Elle savait qu’un jour elle devrait révéler à son fils qui était son père, et elle ne pourrait pas lui dire « Ton père est un imposteur, un irresponsable, ta mère a été stupide de l’aimer, de croire qu’elle l’aimait et qu’il l’aimait ». Elle ne pourrait pas non plus prétendre qu’il l’avait abandonné, car c’était faux : Juan ignorait qu’il était parti en laissant un fils. S’il l’avait su, serait-il resté ? Et cela aurait-il été mieux ?

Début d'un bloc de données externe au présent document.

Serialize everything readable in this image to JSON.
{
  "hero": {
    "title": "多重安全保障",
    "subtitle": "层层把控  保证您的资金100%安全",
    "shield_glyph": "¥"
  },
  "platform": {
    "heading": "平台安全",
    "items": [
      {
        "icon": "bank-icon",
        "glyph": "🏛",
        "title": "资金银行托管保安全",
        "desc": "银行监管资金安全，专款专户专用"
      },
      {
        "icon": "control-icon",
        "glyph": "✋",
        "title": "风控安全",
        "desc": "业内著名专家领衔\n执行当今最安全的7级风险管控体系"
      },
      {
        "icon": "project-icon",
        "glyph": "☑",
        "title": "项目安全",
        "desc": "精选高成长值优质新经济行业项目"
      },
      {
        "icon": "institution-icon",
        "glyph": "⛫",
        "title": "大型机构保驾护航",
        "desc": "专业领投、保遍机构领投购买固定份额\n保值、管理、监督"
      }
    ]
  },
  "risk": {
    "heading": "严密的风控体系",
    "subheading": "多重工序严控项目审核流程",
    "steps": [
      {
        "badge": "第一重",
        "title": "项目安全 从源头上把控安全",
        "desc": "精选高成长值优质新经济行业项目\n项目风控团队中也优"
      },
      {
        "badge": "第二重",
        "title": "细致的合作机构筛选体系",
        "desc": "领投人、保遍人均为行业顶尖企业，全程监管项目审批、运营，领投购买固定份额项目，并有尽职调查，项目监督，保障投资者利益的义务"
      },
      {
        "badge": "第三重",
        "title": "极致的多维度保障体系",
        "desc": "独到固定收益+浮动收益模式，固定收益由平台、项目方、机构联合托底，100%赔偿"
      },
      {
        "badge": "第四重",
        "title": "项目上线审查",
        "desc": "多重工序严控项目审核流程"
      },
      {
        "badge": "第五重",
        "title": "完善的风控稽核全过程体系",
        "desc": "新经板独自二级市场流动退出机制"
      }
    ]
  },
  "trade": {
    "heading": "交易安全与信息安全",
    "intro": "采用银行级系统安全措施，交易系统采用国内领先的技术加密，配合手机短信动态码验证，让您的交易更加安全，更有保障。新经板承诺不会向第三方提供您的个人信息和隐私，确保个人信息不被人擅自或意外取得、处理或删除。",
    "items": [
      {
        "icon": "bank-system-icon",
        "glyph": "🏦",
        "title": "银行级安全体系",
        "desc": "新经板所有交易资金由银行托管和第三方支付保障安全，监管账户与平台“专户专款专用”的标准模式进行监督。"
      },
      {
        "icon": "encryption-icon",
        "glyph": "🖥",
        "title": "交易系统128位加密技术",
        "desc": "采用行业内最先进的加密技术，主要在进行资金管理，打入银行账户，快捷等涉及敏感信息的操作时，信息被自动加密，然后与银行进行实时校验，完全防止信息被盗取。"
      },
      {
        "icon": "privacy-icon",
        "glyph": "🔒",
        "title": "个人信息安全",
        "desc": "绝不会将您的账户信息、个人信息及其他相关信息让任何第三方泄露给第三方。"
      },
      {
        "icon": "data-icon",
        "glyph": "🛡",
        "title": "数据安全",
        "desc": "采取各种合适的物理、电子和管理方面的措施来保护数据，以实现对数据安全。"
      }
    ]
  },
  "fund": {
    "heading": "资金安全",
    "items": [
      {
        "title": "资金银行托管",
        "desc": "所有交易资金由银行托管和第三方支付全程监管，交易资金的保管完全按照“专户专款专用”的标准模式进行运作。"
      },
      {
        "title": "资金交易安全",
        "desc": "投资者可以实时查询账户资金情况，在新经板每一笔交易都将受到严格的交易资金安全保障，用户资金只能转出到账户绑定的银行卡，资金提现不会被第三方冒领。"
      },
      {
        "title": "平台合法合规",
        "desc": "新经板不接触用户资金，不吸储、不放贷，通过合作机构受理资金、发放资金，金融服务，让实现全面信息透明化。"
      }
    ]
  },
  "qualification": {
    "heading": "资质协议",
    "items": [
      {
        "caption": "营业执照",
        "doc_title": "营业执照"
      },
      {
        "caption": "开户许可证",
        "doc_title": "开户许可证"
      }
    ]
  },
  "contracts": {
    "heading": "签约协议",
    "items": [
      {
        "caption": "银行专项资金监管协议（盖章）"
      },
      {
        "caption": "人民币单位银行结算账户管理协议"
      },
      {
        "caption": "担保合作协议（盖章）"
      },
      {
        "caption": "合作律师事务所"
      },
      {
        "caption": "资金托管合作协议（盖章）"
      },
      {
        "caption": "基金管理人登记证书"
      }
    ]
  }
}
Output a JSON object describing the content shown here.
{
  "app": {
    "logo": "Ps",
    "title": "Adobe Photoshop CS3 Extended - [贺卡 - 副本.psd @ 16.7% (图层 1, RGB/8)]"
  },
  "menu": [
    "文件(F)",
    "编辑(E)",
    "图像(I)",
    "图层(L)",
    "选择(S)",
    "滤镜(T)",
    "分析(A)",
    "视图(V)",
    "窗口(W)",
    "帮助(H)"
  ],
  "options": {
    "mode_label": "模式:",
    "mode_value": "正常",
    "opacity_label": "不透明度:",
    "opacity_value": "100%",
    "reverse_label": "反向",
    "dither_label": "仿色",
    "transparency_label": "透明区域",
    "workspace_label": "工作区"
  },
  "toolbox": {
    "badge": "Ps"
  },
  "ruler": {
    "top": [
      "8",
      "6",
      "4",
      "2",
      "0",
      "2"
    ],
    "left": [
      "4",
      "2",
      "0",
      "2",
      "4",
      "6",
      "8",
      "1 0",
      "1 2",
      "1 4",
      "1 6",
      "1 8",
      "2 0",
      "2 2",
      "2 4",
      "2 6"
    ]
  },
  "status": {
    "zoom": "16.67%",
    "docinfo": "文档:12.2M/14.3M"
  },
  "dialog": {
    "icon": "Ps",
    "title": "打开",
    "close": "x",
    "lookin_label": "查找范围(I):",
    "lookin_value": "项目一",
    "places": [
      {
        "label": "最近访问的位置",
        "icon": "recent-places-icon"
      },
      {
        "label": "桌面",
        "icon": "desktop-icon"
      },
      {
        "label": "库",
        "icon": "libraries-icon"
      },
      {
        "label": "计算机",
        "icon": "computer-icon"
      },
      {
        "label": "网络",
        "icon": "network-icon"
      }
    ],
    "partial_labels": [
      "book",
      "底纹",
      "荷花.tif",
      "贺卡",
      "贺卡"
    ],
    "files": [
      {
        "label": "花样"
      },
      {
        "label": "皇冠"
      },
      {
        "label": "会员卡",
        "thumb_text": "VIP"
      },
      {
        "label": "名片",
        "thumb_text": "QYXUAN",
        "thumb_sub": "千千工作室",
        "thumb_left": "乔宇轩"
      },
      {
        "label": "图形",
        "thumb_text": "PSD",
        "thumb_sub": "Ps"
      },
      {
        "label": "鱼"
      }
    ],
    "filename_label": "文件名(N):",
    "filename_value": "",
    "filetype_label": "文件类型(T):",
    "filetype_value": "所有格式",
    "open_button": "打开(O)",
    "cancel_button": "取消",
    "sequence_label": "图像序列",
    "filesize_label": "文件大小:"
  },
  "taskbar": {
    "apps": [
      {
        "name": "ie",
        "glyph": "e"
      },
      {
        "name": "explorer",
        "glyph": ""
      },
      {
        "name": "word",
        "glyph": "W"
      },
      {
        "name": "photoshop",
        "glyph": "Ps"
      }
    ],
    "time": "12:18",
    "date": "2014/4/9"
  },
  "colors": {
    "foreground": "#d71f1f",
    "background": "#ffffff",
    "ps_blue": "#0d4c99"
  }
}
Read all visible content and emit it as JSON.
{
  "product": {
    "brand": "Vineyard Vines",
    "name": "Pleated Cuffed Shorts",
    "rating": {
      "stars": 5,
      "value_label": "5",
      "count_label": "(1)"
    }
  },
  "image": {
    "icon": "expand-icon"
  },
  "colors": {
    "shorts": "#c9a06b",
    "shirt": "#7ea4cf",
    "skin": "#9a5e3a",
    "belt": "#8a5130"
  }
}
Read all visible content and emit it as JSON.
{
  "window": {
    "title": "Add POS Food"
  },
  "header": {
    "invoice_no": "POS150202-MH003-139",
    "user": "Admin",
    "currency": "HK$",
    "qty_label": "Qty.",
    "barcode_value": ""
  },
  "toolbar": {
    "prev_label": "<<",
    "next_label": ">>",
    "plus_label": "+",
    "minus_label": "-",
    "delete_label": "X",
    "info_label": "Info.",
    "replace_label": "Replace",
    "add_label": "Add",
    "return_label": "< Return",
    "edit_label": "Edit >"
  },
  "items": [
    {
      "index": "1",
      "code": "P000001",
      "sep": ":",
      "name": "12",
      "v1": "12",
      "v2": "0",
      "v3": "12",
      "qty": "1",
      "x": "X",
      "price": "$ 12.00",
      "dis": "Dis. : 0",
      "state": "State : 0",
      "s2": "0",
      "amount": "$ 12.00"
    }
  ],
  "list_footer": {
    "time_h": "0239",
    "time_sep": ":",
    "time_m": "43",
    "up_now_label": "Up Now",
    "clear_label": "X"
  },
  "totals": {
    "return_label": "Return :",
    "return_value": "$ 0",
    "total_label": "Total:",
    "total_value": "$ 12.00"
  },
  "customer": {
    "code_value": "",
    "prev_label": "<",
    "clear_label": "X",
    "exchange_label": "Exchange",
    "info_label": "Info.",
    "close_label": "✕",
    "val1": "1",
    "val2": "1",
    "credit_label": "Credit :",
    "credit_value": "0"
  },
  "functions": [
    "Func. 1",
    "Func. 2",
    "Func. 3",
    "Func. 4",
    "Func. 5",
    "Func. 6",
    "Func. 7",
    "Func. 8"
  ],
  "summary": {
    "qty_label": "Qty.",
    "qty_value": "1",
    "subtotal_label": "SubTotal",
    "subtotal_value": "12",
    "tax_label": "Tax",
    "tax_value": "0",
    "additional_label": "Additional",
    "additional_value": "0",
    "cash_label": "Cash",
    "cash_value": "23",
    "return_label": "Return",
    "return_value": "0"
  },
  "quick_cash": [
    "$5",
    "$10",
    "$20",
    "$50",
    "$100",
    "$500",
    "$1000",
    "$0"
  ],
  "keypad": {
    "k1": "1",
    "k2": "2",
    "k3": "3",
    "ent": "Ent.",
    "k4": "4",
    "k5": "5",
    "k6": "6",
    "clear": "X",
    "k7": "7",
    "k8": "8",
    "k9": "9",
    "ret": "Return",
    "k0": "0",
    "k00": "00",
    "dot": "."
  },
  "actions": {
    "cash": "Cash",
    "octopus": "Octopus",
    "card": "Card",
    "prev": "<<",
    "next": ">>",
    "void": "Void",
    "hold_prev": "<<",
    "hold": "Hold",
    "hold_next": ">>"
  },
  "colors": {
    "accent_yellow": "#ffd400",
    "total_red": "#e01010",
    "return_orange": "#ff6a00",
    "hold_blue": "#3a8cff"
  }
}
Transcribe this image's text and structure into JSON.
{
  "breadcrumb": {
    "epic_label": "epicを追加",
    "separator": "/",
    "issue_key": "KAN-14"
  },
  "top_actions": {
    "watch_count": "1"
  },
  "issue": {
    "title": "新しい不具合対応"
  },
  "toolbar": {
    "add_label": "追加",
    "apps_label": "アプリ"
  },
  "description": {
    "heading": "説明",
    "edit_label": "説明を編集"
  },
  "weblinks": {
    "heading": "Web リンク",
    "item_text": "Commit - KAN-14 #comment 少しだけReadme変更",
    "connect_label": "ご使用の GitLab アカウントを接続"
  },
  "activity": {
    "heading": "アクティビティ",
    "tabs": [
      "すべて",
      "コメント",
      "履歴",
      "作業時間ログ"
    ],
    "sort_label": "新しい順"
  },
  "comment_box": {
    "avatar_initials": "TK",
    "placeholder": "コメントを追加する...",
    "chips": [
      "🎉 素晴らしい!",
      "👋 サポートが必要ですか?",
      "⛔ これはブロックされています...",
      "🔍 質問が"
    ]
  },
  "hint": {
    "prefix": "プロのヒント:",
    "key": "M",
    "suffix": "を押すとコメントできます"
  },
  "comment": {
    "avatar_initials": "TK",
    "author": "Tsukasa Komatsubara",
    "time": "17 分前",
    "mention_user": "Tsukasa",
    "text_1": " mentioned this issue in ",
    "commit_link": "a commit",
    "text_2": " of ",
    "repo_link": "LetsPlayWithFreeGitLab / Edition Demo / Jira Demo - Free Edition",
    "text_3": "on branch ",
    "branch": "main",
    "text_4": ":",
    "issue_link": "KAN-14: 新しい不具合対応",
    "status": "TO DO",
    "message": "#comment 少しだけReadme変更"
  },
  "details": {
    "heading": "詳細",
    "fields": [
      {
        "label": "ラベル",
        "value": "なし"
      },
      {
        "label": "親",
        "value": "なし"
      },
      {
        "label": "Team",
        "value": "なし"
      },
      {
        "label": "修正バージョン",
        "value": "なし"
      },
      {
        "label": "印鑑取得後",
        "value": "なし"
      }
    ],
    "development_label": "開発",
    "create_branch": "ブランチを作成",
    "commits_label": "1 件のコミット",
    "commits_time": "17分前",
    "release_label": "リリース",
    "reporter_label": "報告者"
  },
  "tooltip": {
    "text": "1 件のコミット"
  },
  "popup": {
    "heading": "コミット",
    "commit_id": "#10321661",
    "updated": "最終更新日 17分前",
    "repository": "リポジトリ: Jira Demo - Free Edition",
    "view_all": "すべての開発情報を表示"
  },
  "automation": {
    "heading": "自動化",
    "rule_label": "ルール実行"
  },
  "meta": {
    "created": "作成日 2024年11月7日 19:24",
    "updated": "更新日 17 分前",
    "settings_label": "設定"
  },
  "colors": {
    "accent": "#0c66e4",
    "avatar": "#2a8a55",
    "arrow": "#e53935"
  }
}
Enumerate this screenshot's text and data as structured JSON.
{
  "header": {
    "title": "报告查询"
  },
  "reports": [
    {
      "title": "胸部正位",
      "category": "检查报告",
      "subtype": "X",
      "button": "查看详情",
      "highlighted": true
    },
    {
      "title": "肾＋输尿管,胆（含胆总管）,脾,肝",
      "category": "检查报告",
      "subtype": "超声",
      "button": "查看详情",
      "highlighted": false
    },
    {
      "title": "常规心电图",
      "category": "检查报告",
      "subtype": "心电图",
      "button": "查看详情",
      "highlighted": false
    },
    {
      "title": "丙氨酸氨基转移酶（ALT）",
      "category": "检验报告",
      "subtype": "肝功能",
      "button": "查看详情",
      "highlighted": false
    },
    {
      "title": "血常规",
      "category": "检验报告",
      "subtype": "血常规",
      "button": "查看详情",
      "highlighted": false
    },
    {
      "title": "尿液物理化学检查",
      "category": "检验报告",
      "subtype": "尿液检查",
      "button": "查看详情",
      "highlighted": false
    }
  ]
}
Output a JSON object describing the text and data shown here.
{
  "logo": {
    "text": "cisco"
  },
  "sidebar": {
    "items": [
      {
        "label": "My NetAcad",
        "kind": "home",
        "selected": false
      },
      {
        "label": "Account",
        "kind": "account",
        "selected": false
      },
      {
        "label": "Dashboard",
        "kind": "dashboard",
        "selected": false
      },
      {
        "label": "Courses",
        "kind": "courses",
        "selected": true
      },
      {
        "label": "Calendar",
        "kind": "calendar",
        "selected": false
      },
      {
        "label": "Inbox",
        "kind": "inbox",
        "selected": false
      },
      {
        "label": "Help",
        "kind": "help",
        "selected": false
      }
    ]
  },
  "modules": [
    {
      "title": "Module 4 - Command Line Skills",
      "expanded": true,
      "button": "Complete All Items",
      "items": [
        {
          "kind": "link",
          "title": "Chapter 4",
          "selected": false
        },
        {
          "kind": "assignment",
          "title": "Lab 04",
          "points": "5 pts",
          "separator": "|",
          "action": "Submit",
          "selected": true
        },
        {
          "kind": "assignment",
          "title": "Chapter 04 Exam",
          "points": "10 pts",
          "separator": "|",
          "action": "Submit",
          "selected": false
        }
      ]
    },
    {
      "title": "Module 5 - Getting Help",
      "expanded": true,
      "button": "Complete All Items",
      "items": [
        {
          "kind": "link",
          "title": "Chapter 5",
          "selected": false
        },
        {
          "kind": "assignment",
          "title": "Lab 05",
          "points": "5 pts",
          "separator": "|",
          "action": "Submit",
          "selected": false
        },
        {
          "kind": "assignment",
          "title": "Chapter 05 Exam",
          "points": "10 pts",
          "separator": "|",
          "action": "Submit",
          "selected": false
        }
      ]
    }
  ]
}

Non, décida Isabel. Hernando était quelqu’un de bien, une personne honnête et fiable ; il était entièrement dévoué à son épouse et avait eu le cœur assez grand pour accueillir un fils qui n’était pas le sien. Il la traitait avec égards, presque avec vénération, il était doux, discret mais pas inactif pour autant. La journée, il partait travailler en laissant Isabel avec sa mère : les deux femmes avaient dû s’apprivoiser, elles étaient fort différentes et ne s’entendraient sans doute jamais tout à fait bien ensemble, mais elles parvenaient à cohabiter ; et de toute façon, une fois que la famille, à la mort de Pilar, s’était trouvée tout à coup élargie, Isabel avait dû reconnaître que, commode ou non, sa belle-mère lui était tout simplement indispensable et qu’il valait mieux pour eux tous qu’elles se tolérassent mutuellement. Avec le temps, leurs relations s’assoupliraient. Du moins l’espérait-elle.